Industry for industry, Business 4.0 is impacting all key organizational stakeholders. Chief Financial Officers, in particular, are under pressure to transform their own function when, ironically, these same actors have been allocating budgets to Chief Information Officers to drive digital transformation while neglecting their own.

Traditionally, finance has been responsible for ensuring the books are in order, closes happen on a monthly, quarterly and yearly basis, audit and compliance are happy and regulatory reporting and filings are up to date – a typical back-office function.

Interactions with other departments have been largely limited to controllership functions, line of credit discussions or budget approvals and so on, while supplier relationships have once again been neglected.

But this is changing. Increasingly, finance is viewed as a business partner able to provide real-time business insights and support growth.

Source: TCS CFO survey

Digital technologies such as cloud, the internet of things, automation and analytics are increasing the speed at which companies do business and driving seemingly ever-greater customer expectations. This puts an immense burden on the finance function, as they now not only need to “run the show”, but also be agile and support the organization and its stakeholders to keep up the pace.

A new study shows, however, that CFOs face challenges in adopting this role.

Barriers to change

Source: TCS CFO survey

In order to understand this phenomenon in greater detail, TCS surveyed more than 600 CFOs and senior finance executives across Europe and the US to understand the typical challenges they face and the digital interventions they are looking to drive within their functions.

Roughly half of the respondents (47%) said they are challenged with gaining the insights they need to develop new strategies, connect them with topline growth or shape new business models.

The importance of this cannot be discounted – particularly so in this age of rapid technological development. Blockbuster offers a salutary tale of failure to study the competition from Netflix in the same way Kodak overlooked the digital sensor revolution.

About as many respondents (45%) were concerned about finding the right talent. Traditionally, finance has been run by accountants trained on specific tools and ERPs for years until they become experts. As digital interventions proliferate, digital-savvy millennials take the reins and the means of interacting with systems and data change, you get a perfect storm for finance leadership.

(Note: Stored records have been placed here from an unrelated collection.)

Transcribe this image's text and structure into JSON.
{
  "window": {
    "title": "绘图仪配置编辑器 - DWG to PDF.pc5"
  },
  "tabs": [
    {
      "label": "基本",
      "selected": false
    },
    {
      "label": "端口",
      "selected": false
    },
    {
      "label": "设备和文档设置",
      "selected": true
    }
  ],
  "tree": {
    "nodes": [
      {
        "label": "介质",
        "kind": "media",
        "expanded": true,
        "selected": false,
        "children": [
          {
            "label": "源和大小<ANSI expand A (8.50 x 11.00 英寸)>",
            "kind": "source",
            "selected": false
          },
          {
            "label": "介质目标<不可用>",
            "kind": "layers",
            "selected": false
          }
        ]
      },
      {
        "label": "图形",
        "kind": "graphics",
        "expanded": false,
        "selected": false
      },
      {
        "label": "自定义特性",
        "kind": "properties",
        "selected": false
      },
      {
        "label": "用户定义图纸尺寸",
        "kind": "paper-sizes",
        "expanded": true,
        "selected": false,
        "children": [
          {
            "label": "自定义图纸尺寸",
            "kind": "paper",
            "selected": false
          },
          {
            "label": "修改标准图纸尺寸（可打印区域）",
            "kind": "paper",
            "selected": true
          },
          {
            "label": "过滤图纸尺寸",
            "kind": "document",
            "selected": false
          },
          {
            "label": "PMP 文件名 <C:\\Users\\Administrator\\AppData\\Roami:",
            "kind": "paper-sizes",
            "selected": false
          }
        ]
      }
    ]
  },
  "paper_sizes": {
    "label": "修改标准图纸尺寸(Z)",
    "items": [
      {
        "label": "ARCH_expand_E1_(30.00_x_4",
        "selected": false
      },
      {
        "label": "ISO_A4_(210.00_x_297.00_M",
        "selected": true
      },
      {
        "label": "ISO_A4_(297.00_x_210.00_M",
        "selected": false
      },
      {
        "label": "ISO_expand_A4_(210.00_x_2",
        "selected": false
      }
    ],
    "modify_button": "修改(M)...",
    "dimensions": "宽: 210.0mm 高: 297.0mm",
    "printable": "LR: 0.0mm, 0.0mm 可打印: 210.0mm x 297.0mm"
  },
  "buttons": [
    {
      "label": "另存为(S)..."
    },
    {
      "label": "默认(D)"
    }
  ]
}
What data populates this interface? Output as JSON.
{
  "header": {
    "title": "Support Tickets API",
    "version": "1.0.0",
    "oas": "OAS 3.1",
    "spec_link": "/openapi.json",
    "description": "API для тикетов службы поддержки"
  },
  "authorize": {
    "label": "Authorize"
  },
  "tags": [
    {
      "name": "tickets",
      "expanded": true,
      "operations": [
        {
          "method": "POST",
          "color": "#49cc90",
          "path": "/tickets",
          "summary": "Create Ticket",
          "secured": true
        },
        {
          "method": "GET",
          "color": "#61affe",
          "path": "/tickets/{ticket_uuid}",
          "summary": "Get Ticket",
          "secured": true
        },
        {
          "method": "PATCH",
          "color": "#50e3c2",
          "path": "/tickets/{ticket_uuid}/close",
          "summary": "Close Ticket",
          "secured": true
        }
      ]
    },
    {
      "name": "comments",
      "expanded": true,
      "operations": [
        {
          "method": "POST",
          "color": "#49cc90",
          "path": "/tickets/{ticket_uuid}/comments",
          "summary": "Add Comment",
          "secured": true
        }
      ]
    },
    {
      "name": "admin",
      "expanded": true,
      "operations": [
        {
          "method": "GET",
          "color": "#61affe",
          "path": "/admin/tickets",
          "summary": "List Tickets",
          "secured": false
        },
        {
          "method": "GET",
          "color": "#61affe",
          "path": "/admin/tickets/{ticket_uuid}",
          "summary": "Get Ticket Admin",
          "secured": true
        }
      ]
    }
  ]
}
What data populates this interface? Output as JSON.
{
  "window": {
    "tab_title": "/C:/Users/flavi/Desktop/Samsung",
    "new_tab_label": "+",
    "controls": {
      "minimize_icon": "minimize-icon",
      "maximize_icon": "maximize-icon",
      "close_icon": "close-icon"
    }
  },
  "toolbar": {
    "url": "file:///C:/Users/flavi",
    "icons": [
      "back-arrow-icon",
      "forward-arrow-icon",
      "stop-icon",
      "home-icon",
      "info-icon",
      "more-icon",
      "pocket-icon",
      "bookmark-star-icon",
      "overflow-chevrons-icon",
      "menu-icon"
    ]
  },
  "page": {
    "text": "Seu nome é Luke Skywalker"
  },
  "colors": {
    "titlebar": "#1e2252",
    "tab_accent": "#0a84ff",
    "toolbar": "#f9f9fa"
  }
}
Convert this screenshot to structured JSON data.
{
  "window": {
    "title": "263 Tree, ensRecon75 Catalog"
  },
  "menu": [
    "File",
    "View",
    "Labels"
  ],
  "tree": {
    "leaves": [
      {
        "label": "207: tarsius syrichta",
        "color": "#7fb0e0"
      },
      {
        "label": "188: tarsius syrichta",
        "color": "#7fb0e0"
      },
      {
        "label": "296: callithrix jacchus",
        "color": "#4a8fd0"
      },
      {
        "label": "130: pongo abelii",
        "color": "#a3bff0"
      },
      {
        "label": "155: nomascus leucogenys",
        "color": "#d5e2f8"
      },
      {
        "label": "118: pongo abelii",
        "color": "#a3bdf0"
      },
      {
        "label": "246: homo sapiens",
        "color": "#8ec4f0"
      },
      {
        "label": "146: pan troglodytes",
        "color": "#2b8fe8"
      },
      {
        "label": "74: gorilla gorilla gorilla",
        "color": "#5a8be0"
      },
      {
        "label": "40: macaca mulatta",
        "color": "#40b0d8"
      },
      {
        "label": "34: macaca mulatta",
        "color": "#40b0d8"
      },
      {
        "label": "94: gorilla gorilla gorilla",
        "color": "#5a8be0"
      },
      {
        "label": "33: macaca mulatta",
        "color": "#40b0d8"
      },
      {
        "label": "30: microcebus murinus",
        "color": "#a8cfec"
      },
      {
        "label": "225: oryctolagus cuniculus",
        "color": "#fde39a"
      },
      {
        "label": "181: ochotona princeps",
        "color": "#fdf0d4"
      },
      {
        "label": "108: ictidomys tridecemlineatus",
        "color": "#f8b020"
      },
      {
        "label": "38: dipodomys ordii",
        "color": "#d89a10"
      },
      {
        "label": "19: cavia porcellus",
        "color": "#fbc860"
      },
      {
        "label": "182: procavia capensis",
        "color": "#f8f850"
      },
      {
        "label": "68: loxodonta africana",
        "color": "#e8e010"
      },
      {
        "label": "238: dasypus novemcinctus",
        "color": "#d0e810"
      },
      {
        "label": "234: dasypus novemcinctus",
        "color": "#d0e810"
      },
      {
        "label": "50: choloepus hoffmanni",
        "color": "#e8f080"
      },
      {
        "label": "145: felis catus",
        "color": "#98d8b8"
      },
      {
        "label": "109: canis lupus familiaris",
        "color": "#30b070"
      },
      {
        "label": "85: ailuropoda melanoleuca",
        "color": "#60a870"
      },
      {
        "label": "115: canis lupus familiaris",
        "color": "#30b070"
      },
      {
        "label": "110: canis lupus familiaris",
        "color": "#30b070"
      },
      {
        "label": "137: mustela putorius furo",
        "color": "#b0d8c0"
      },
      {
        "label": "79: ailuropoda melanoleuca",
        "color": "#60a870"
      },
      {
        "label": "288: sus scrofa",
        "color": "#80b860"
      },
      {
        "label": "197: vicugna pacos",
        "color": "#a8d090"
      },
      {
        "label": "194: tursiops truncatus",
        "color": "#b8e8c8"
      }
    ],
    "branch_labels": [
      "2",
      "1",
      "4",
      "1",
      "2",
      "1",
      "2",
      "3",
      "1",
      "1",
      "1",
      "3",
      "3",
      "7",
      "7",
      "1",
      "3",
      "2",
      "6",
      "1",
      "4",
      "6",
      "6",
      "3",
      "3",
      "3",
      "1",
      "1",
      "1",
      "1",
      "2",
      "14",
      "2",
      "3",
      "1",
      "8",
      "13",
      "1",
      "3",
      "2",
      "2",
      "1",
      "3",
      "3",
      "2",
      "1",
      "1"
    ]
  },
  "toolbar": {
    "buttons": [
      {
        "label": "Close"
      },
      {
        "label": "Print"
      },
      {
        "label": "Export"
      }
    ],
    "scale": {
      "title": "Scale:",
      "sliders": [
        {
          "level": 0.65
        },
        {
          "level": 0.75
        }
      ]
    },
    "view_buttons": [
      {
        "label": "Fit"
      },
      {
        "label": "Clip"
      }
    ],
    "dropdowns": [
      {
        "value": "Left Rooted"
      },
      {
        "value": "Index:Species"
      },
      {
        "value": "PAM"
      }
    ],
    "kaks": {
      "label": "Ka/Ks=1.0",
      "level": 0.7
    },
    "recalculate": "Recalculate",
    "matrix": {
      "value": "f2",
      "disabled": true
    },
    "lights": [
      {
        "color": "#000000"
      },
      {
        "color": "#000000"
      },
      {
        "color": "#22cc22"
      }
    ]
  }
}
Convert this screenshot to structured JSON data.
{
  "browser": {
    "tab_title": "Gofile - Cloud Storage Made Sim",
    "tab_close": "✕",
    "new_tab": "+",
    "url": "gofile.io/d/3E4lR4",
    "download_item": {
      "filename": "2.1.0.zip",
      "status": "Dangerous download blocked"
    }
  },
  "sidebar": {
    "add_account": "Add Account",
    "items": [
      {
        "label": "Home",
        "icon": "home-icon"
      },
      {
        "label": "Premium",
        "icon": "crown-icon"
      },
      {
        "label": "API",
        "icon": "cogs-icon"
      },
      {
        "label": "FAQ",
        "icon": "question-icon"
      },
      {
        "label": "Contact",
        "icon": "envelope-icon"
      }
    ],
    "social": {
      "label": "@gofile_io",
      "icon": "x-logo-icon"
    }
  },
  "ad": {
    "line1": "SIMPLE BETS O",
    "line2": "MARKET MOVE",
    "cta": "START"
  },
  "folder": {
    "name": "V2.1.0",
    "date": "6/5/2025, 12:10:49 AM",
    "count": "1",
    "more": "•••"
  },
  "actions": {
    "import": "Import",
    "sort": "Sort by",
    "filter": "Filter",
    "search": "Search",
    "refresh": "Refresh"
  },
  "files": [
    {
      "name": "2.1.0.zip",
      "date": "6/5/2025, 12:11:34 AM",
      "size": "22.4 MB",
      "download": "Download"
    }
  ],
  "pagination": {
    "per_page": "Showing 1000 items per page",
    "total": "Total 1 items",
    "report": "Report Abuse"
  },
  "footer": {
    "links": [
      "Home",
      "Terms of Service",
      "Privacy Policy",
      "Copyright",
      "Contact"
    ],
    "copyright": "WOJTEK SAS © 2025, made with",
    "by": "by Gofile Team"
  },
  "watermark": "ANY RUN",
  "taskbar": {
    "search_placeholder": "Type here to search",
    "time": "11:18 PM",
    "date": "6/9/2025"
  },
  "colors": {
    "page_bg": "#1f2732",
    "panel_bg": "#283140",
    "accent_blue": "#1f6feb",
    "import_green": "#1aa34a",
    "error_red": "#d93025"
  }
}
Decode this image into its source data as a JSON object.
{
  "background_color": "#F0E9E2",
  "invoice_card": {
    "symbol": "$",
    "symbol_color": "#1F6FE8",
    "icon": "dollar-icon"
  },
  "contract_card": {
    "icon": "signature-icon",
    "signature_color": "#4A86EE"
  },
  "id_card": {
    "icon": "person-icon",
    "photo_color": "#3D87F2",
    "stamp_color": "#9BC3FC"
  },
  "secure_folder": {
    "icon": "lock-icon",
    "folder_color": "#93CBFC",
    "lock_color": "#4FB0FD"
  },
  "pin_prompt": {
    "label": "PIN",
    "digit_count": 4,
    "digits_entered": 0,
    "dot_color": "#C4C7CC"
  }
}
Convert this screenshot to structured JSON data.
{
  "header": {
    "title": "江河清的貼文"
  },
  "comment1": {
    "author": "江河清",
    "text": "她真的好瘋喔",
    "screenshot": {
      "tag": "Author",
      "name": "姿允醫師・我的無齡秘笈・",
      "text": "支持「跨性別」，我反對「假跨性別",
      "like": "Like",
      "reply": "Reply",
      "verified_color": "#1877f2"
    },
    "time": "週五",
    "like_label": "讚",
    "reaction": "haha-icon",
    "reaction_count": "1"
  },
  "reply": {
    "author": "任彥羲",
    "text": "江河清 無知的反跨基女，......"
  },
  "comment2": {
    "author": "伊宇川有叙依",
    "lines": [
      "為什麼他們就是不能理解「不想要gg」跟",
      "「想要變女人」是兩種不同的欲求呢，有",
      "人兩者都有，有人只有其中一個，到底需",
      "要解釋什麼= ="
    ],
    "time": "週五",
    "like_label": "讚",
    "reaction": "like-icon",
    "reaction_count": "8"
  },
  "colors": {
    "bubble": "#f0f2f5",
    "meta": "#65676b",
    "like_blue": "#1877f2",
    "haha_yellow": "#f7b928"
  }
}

Close to 40% of the respondents would like to move away from monolithic ERPs to cloud-based solutions. They no longer want to deal with managing and maintaining legacy systems and infrastructure. These solutions are enabling new and flexible ways of working and collaborating. Further, the ability to add or remove specific capabilities on the fly further optimizes resources and operating costs while improving agility, performance and predictability.

Let data lead the way

Close to a third of respondents wanted to evaluate leading-edge analytics and automation to drive more insights, effectiveness and efficiencies in operations.

Every organization is in the race to automate their processes. Finance is an easy pick to be automated since it comprises so much mundane manual work and finance leaders want to use intelligent process automation (IPA) to push the boundaries of efficiency and effectiveness.

Moreover, data available from systems and automation software can being used to track performance in real-time while bringing in a new level of transparency, visibility and predictability through analytics.

If we were to take a step back and reflect on these responses, it becomes apparent that the underlying transformative driver in finance is data. The finance function sits on a treasure trove of information: employee data, supplier data, customer data, sales data and more. Understanding this, the answer is to move from a process-led approach to a data-driven one.

Traditional transformation initiatives focus on the three pillars of people, process and technology. This paradigm needs to shift, and data should become the core of any business transformation. The type of data you have combined with the outcomes you want to track should determine what processes need to be followed, which technologies to use and the skill-sets of people needed.

Furthermore, agility and proactiveness can only be achieved if organizational data-silos are broken, data is integrated to provide enhanced analytics and insights and resources are moved to the cloud to be consumed on a case-by-case basis – all of this obviously within the framework of security, compliance and GDPR.

Digital possibilities

A data-driven approach will unleash the possibilities provided by digital technologies such as machine learning, automation and AI to solve specific finance challenges, while exploring optimal solutions for maximum business impact.

For example, big data and analytics can help make informed decisions on matters of risk and competitive advantage in the marketplace. For its part, AI-driven budgeting can augment or replace manual budgeting and forecasting activities while improving working capital management.

Similarly, intelligent process automation or cognitive robotics can help drive faster and more accurate close, leading up to a scenario for perpetual soft closes and a two-day hard close, while supporting inter-company or joint venture accounting and rapid decision making.

The bottom line is that today’s finance functions spend an inordinate amount of time on repetitive mundane tasks, sifting through endless spreadsheets, navigating legacy systems and reporting.

Digital interventions like automation, the cloud, AI and analytics, on the other hand, can free the potential of data trapped within the finance organization to drive real disruptive transformation.

This will not only improve efficiencies in terms of productivity and speed but also deliver tangible business value in terms of improved working capital; quicker, accurate and perpetual closes, or reduced DSO (daily sales outstanding).

Fundamentally, digital finance enables organizational growth at a near zero marginal cost.